Keywords

1 Introduction

The eukaryotic cell has three types of nuclei that contain nuclear, mitochondrial , and plastid genomes (Kuroiwa 1982). Thus, biological attributes and/or functions in each species of photosynthetic eukaryotes are fundamentally based on consortia of these three genomic information sources, except for some nucleomorph-containing secondary phototrophs such as cryptophytes and chlorarachniophytes (Curtis et al. 2012). Therefore, complete determination of the information from all of the three genomes in a single eukaryotic species was considered tantamount to revealing the complete molecular blueprint of the eukaryote. Thanks to the skillful and patient work of Japanese researchers, the first complete plastid genome was successfully determined through manual DNA sequencing based on the radiolabeling method (Ohyama et al. 1986; Shinozaki et al. 1986) and the first cyanobacterial genome through the automated Sanger DNA sequencing method (Kaneko et al. 1996).
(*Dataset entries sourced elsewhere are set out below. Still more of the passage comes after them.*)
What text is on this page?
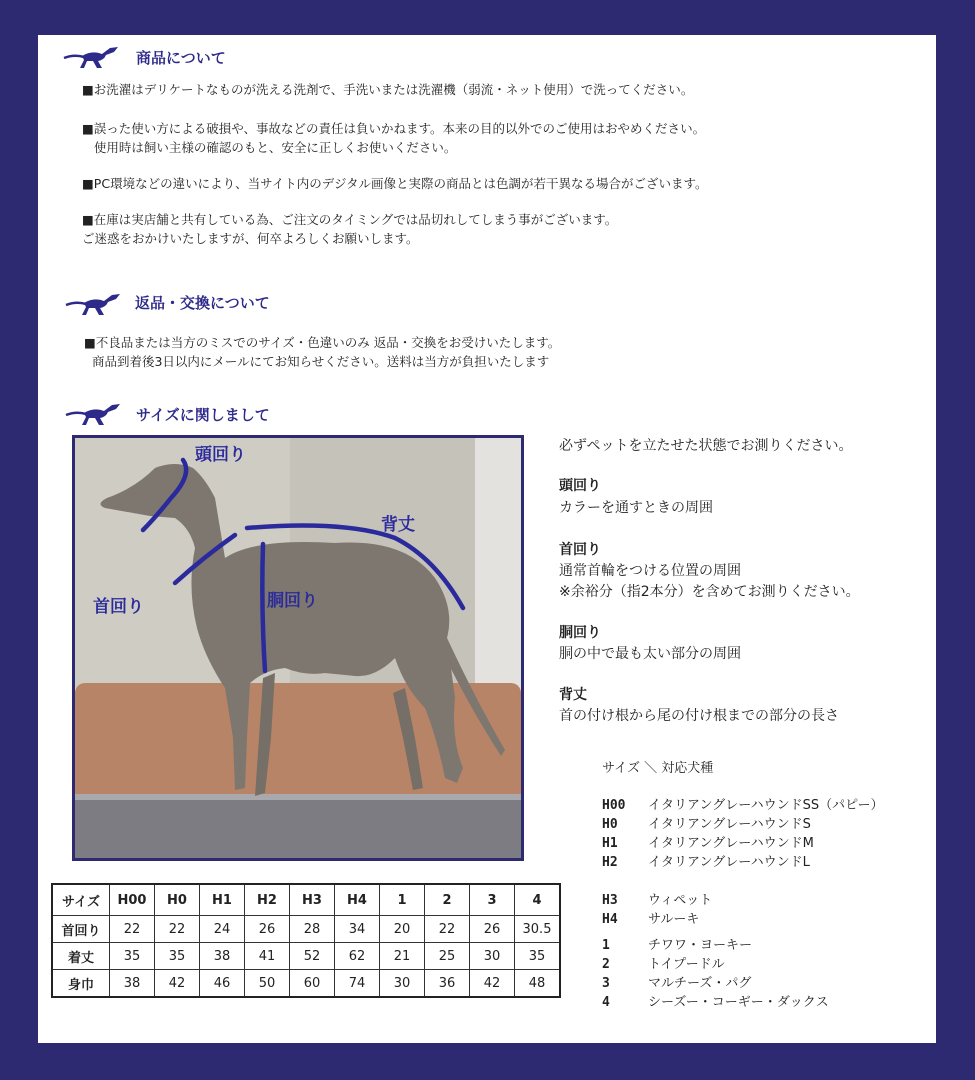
商品について
■お洗濯はデリケートなものが洗える洗剤で、手洗いまたは洗濯機（弱流・ネット使用）で洗ってください。
■誤った使い方による破損や、事故などの責任は負いかねます。本来の目的以外でのご使用はおやめください。
使用時は飼い主様の確認のもと、安全に正しくお使いください。
■PC環境などの違いにより、当サイト内のデジタル画像と実際の商品とは色調が若干異なる場合がございます。
■在庫は実店舗と共有している為、ご注文のタイミングでは品切れしてしまう事がございます。
ご迷惑をおかけいたしますが、何卒よろしくお願いします。
返品・交換について
■不良品または当方のミスでのサイズ・色違いのみ 返品・交換をお受けいたします。
商品到着後3日以内にメールにてお知らせください。送料は当方が負担いたします
サイズに関しまして
頭回り
背丈
首回り	胴回り
必ずペットを立たせた状態でお測りください。
頭回り
カラーを通すときの周囲
首回り
通常首輪をつける位置の周囲
※余裕分（指2本分）を含めてお測りください。
胴回り
胴の中で最も太い部分の周囲
背丈
首の付け根から尾の付け根までの部分の長さ
サイズ ＼ 対応犬種
H00 イタリアングレーハウンドSS（パピー）
H0 イタリアングレーハウンドS
H1 イタリアングレーハウンドM
H2 イタリアングレーハウンドL
H3 ウィペット
H4 サルーキ
1	チワワ・ヨーキー
2	トイプードル
3	マルチーズ・パグ
4	シーズー・コーギー・ダックス
サイズ	H00	H0	H1	H2	H3	H4	1	2	3	4
首回り	22	22	24	26	28	34	20	22	26	30.5
着丈	35	35	38	41	52	62	21	25	30	35
身巾	38	42	46	50	60	74	30	36	42	48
Even in the current era of next-generation sequencing, the 100%-complete sequencing of all three eukaryotic genomes may seem as crazy an endeavor as “eating a bicycle,” which was once recorded in the Guinness Book of World Records (although this disturbing record has since been prohibited from nomination to the book). However, we indeed succeeded in the first 100%-complete eukaryotic genome in 2007, using automated Sanger sequencing of the unicellular red algal species Cyanidioschyzon merolae 10D (Nozaki et al. 2007). This world record was principally based on the ultrasmall genome size (ca. 16 megabase pairs) of C. merolae, as well as on three excellent previous studies: the 100%-complete mitochondrial genome sequence (Ohta et al. 1998), the 100%-complete plastid genome sequence (Ohta et al. 2003), and the first algal cell nuclear genome sequence (Matsuzaki et al. 2004).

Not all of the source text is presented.